Turning his attention to online gambling, he noted that it was able to take only minor advantage of this situation. Operators tended to concentrate on casino games and bingo and this did not fully compensate.

"Other products such as virtual games or betting on esports did not have substantial benefits to compensate for the downturn. One of the factors that also impacted negatively was measures taken by some regulators in different jurisdictions – Spain, Belgium, Sweden, the UK and Latvia, among others, in limiting deposits, banning advertising and bonuses, promotions or other commercial incentives.

Moving on to the future, Morales said that he was optimistic about the future of online gaming in Latin America in particular. “iGaming is a must for all relevant gambling operators, although not all will be able to compete and it will depend upon the regulatory framework that is put into pace. Only a few markets are available for a regulated operation, but others will follow and then perhaps only five or six jurisdictions will be potentially relevant: Brazil, Mexico, Argentina, Peru, Chile or Colombia.

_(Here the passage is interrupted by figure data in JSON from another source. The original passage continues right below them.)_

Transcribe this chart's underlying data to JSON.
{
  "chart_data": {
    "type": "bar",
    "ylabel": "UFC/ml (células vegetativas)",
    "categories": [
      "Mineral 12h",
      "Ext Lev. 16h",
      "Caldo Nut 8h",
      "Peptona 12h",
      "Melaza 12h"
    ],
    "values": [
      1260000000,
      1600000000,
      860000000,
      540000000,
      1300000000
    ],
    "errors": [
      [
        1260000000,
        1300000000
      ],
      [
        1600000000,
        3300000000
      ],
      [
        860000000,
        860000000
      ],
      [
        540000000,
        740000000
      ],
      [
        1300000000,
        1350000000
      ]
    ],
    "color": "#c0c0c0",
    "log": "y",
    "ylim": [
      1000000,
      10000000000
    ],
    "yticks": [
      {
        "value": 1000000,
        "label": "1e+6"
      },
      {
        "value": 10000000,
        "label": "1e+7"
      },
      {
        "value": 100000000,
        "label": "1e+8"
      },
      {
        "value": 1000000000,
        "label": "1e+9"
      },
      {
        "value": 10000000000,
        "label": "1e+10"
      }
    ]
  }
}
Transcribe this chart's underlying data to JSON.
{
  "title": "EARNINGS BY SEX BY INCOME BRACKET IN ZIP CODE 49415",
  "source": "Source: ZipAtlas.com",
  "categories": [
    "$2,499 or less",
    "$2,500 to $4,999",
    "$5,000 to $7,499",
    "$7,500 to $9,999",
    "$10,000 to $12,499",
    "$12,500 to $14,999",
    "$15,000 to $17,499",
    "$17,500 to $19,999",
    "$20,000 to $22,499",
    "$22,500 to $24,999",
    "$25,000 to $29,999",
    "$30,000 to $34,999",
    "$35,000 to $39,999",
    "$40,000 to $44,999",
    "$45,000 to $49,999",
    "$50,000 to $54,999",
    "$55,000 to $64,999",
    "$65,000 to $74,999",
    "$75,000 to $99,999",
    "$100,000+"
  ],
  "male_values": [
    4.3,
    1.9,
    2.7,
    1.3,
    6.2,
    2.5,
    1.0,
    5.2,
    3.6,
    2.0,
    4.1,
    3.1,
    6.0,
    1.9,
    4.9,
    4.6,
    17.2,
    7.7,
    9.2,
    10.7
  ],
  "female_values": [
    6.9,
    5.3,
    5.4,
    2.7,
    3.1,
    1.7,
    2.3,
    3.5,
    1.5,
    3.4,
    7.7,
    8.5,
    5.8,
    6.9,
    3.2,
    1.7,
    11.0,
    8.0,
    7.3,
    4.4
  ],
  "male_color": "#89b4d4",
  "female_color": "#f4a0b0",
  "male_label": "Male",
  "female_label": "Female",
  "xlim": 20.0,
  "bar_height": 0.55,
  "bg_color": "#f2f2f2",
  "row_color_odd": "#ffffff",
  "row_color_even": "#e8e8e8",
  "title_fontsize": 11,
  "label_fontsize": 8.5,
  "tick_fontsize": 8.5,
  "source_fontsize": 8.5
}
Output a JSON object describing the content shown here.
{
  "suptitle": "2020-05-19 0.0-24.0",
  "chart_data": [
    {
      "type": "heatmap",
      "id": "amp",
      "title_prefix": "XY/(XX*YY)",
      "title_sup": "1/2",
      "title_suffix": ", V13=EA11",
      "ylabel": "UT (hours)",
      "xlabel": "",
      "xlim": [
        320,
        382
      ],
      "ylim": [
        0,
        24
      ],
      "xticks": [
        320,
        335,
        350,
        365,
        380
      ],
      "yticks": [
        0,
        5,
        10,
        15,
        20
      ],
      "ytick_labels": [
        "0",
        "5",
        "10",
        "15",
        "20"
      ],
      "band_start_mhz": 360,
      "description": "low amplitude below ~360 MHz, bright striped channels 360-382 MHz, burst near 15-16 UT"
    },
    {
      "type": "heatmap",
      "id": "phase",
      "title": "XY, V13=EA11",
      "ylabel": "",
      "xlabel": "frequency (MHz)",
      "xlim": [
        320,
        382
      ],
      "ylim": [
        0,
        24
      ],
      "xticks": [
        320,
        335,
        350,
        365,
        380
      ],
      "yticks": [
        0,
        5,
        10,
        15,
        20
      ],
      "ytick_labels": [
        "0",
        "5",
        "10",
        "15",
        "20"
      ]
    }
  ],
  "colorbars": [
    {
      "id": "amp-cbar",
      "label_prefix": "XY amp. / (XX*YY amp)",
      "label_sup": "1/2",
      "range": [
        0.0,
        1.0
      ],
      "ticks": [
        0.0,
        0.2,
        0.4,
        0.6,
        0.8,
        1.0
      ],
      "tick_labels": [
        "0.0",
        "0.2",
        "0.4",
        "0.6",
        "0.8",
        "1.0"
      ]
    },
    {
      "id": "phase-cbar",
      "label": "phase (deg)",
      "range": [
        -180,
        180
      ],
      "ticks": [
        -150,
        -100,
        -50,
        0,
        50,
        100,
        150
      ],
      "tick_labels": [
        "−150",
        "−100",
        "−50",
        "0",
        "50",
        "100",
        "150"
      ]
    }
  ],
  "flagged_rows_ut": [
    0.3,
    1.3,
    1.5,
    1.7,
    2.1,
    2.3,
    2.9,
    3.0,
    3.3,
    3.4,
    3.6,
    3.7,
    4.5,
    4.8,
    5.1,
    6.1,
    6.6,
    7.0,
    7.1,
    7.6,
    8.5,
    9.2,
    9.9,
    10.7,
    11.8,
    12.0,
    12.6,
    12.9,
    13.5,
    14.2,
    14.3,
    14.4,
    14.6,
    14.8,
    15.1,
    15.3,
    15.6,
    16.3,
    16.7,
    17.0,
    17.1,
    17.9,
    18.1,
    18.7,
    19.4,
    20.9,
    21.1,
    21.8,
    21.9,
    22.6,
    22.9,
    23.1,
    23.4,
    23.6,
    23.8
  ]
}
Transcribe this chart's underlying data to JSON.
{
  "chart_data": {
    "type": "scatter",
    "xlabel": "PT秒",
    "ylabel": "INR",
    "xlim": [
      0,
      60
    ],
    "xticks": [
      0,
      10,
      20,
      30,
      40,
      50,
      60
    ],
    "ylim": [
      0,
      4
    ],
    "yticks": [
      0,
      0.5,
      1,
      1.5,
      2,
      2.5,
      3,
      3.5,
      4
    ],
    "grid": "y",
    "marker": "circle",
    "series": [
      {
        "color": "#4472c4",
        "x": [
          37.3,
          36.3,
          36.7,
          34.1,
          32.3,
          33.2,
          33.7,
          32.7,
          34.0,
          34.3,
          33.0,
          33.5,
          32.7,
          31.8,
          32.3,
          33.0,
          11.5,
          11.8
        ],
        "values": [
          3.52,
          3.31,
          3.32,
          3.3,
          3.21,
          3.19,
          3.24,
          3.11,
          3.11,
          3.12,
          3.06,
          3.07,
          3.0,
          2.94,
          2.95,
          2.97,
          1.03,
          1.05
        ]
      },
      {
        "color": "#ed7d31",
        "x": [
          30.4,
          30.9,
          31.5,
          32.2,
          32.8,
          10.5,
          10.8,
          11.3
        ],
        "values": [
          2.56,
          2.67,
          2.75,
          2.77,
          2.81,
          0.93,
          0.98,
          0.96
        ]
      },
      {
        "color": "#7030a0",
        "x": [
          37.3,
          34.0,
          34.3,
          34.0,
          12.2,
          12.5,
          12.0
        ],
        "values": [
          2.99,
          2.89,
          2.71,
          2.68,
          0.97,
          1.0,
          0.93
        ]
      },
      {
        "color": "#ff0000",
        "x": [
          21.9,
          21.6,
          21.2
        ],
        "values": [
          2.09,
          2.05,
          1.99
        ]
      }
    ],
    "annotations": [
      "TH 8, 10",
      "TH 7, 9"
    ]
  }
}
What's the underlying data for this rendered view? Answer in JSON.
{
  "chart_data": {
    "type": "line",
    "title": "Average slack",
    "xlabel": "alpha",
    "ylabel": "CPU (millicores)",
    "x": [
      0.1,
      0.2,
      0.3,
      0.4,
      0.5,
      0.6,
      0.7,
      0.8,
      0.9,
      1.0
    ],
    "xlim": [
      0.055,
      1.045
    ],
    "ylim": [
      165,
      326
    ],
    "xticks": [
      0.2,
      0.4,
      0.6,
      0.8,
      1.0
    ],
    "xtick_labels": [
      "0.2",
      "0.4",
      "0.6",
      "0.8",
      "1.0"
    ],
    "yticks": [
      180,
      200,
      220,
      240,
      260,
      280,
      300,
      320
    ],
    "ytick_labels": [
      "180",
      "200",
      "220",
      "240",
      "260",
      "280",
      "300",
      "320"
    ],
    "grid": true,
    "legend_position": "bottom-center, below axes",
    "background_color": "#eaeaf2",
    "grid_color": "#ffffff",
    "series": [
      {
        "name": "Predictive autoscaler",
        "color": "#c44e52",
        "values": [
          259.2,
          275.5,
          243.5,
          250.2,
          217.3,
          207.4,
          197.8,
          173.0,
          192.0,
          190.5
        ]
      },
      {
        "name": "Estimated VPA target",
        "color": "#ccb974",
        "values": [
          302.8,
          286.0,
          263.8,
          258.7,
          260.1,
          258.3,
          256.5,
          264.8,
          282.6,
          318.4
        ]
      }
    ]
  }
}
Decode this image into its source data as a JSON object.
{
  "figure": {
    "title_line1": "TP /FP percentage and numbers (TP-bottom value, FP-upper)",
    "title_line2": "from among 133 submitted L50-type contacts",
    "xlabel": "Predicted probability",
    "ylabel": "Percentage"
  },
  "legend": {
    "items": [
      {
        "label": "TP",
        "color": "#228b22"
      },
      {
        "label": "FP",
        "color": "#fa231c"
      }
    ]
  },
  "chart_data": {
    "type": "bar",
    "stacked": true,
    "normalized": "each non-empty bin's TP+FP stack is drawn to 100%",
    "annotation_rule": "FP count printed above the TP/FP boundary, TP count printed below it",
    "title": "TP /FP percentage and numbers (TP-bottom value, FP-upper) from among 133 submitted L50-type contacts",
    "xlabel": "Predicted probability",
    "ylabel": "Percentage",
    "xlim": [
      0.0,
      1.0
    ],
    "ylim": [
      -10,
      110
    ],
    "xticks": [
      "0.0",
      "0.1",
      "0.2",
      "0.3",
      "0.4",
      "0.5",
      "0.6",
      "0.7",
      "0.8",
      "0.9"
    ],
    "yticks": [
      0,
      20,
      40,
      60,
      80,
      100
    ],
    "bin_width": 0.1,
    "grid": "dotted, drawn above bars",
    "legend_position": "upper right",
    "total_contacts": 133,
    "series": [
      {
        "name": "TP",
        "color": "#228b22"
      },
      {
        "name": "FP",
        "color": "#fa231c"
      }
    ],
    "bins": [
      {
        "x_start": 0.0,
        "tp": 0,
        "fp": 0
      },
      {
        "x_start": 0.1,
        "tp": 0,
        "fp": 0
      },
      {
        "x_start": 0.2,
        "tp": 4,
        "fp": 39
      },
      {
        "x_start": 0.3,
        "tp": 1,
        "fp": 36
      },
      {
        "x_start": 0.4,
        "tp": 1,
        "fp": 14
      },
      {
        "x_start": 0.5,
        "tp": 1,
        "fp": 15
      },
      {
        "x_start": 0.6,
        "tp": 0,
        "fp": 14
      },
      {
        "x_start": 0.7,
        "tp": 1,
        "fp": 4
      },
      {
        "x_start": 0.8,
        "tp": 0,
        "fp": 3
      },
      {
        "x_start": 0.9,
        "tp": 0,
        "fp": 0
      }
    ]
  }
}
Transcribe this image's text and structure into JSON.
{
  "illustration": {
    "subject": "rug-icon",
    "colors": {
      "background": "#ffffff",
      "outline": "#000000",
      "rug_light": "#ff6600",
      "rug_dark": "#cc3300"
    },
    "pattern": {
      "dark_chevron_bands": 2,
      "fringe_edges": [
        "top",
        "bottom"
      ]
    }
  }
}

“The potential interest of Europeans or other international operators is evident and will be there especially in markets that are in process of regulation, such as Argentina, Brazil or Chile and others already open.

“This will also depend on how effective governments are in blocking the offshore offer. Otherwise the licensed operators will find it difficult to compete.”

On the other hand, he said, the market values are not comparable with those of Europe, Asia or North America, ‘so you need higher market share to have a sustainable business.’

Nevertheless, he said, the interest is there if the regulations are reasonably competitive.